Интересовала судьба подарков.
«Куда ему столько? — недоумевал Дима, — Куда он все денет?»
Конечно, не сам Сталин все это принимал и куда-то в одно место складывал. Подарков было так много, что собирались, узнал Высотин, организовать выставку их для всего народа.
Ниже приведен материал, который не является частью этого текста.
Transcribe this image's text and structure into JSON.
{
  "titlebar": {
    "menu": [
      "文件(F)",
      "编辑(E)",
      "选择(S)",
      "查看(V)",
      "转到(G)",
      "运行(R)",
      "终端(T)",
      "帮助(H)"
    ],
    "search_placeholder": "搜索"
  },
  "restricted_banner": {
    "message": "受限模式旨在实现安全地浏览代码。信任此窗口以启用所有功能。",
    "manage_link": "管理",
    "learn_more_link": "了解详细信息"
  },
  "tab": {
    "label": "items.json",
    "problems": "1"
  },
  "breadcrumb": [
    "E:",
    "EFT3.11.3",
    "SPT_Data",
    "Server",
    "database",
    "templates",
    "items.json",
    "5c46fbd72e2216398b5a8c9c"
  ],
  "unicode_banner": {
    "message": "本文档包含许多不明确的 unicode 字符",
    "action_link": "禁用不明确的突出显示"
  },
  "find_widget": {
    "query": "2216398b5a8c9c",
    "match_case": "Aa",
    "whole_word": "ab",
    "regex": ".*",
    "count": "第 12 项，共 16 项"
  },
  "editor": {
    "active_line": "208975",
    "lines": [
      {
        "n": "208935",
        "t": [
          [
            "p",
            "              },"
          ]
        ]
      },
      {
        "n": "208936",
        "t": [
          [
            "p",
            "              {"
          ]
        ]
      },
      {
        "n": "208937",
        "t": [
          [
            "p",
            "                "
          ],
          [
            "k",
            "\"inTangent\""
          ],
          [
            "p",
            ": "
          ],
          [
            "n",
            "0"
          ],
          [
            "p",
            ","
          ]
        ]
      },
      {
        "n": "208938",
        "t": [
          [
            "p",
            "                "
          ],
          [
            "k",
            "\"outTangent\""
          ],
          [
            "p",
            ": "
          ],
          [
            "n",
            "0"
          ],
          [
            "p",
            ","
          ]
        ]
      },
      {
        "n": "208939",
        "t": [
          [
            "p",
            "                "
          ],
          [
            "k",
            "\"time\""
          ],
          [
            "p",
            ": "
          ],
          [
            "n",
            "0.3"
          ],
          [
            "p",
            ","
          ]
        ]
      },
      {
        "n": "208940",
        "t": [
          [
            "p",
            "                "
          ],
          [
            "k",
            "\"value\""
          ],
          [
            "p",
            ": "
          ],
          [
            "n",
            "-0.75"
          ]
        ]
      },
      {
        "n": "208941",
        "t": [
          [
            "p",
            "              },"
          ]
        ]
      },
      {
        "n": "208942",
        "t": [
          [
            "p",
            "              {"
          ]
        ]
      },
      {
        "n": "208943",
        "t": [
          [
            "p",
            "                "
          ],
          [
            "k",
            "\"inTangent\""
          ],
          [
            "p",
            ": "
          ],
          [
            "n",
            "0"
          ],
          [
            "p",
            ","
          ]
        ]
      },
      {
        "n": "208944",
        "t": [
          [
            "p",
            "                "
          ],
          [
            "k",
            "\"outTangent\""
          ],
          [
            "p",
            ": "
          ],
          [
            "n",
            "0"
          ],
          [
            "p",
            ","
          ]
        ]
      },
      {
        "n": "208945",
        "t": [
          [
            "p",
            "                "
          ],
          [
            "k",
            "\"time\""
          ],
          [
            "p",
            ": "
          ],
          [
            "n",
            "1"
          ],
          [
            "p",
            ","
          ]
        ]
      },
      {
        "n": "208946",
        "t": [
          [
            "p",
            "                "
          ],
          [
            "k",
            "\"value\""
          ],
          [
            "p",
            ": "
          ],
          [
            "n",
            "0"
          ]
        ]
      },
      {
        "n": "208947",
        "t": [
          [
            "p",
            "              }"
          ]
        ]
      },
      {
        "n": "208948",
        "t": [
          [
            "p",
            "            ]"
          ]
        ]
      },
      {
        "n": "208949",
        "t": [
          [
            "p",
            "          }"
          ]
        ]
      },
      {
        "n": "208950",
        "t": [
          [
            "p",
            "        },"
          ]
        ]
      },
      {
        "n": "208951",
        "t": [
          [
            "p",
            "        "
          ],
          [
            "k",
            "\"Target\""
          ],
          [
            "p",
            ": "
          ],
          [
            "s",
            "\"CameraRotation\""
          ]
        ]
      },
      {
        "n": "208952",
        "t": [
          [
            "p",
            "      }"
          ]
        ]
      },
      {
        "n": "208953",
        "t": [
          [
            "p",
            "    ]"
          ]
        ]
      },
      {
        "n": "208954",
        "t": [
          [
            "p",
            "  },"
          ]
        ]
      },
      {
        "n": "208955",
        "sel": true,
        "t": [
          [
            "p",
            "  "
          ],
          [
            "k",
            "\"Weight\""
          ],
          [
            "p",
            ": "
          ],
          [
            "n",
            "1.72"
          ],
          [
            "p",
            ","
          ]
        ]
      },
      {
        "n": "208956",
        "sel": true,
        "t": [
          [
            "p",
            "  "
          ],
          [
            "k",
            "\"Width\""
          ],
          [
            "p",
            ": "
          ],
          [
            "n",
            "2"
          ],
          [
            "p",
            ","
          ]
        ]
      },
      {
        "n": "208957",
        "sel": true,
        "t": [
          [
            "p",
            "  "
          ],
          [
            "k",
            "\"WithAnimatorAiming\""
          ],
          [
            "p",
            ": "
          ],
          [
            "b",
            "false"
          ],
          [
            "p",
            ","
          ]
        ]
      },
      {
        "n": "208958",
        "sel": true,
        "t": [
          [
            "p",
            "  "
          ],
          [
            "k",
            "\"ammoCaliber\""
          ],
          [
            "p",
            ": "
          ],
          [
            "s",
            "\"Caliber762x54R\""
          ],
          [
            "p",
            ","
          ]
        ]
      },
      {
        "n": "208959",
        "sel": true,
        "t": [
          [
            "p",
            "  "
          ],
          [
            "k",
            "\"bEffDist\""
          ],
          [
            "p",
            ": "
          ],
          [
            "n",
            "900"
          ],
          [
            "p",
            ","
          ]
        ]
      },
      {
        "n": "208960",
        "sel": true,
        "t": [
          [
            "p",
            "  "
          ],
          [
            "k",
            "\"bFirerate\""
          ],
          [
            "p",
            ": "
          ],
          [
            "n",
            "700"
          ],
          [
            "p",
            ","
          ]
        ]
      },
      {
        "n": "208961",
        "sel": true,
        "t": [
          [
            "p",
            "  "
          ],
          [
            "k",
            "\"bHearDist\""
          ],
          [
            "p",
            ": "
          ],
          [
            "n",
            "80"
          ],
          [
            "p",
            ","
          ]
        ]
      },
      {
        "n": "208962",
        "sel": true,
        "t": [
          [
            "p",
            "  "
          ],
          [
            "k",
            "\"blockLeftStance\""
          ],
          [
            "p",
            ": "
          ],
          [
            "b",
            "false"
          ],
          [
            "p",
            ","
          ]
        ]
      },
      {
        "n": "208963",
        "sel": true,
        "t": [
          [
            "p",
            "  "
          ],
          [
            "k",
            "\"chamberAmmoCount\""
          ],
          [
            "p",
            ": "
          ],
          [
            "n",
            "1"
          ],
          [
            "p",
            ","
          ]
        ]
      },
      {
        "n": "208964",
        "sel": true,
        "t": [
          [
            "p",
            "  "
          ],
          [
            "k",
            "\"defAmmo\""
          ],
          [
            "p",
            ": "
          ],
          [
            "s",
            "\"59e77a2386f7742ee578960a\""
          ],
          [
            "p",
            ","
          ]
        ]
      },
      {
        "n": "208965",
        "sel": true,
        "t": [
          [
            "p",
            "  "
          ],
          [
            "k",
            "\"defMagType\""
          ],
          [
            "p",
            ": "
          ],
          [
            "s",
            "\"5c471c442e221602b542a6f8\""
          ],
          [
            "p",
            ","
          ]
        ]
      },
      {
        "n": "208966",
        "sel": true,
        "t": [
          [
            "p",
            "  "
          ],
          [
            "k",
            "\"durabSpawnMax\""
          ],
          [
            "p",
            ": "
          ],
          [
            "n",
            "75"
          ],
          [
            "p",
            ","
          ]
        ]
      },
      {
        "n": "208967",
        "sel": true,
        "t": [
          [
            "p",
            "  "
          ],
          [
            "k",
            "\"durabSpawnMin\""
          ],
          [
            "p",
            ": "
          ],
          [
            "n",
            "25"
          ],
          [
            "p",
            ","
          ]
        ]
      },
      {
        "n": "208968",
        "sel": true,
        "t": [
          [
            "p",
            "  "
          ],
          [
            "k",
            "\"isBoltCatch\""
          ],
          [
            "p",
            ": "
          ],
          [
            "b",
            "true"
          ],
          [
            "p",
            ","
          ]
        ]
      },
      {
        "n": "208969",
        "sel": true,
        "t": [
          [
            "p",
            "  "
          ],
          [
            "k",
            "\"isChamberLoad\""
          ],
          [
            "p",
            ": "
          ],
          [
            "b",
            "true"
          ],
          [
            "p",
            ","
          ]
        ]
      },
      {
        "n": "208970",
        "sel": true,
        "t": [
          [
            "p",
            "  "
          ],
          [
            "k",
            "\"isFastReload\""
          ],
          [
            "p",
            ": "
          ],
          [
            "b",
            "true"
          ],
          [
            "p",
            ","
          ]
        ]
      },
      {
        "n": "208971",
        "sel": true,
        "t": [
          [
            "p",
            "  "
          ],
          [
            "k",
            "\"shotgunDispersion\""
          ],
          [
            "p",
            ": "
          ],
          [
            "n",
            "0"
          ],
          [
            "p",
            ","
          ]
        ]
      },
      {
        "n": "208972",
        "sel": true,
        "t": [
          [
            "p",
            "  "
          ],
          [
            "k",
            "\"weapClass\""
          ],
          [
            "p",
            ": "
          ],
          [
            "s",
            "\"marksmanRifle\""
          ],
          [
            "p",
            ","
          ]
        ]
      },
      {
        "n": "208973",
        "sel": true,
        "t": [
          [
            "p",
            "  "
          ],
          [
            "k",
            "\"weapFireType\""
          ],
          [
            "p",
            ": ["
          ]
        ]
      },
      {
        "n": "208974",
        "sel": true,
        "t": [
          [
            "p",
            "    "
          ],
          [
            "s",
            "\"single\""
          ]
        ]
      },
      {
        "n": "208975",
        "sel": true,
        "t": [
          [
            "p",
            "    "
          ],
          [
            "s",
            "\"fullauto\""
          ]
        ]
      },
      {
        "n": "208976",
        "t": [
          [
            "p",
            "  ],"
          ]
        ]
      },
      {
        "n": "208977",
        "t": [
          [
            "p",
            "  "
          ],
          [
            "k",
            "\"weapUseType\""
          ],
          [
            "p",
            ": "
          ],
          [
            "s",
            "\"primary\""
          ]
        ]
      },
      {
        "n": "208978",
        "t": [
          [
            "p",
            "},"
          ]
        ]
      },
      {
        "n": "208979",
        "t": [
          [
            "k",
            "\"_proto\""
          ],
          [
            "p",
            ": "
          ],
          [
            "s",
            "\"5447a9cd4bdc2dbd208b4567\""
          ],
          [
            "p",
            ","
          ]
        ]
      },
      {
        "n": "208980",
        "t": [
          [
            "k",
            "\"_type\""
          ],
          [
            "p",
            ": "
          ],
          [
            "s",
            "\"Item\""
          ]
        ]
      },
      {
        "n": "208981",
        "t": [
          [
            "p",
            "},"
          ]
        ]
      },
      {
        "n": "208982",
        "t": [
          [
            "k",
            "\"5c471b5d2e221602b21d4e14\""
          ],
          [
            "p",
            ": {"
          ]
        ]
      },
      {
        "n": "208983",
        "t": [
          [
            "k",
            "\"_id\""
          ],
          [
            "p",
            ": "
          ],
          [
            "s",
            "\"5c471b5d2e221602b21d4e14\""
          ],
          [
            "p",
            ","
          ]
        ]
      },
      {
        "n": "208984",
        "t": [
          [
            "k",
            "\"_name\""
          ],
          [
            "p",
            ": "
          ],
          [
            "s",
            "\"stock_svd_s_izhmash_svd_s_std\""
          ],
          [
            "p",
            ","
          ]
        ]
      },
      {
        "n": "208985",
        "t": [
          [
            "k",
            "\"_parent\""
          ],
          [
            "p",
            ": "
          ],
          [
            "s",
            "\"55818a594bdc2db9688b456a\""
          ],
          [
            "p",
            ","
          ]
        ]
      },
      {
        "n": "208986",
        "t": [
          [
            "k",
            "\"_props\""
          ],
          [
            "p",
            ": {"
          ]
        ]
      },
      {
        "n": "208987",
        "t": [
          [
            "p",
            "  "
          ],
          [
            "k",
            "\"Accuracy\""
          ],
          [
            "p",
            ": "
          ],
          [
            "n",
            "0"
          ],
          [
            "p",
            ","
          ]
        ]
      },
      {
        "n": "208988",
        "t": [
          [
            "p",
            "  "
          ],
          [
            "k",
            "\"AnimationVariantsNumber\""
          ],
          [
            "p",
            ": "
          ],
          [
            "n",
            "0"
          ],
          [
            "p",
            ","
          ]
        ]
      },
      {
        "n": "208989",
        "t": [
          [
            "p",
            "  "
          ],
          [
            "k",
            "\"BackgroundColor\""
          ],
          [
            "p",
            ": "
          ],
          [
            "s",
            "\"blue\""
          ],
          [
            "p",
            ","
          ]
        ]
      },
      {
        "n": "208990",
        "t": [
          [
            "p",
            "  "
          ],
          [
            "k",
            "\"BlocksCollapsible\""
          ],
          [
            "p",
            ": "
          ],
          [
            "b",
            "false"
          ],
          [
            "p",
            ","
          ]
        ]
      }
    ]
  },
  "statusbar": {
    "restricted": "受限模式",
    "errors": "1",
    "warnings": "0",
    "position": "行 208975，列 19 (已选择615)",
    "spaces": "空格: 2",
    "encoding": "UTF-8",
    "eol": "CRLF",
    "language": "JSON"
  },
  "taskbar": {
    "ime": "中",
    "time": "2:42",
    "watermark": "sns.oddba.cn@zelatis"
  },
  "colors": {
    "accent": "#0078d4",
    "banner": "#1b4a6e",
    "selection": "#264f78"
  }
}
Если в первое время вызывало недоумение само всеобщее изготовление подарков, было непонятно, как можно дарить, например, ткацкий станок, то скоро это все больше стало приводить в восторг: вот как все любили Сталина! Наступало, представлялось Диме, время победного шествия под знаменем Ленина — Сталина, под знаком будущей счастливой жизни. Перекраивалась карта мира. Удивляло, как могли столько везде нахапать не только англичане, французы и испанцы, но даже совсем крохотные датчане и бельгийцы. Теперь они не могли удержать захваченного. Где-то борьба лишь начиналась, где-то уже шла вовсю, завоевала независимость Индия, на нашей стороне находились страны народной демократии. Больше всего радовало, что вместе с СССР был теперь Великий Китай, возглавляемый самым умным после Сталина человеком — Мао Цзедуном. С победой Китая они и вовсе становились непобедимы. Когда они шли в строю роты или училища, особенно если пели песни, Диме представлялось, что так единым строем вышагивали все советские люди, все борющиеся и побеждающие народы.
В декабре свет включали рано, он казался тусклым, а казарма выглядела тесной и неуютной.
— Выходи строиться! — командовали офицеры. — Налево! В клуб шагом марш!
Повернулись вразнобой, еще не успокоились, еще кому-то было что-то нужно друг от друга. В иное время офицеры заставили бы роту повернуться еще раз или два, пока не получился бы слитный поворот, от которого пол проседал и сразу оглушала тишина.
Заполняя коридоры топотом и гулом, шли мимо классов.
— Тихо! — прикрикивали офицеры.
Голоса смолкали, делалось тише, но топот, хотя и приглушенный, оставался. На лестницах движение ускорялось и что-то как будто обрушивалось. Офицеры сдерживали:
— Направляющие, медленнее! Не шуметь!
Команды действовали, слышались однообразные шорохи, но замедлившееся было движение снова убыстрялось. В фойе направляющих остановили. Остальные подтягивались. В зал вошли тихо.
Клуб был почти полон. Свободными оставались места третьей роты, но и та уже входила. Зал наполнился хлопанием сидений, и ничего не стало слышно. Потом нарастал, долго не прекращался шум и грохот наверху. Это занимала балкон четвертая рота.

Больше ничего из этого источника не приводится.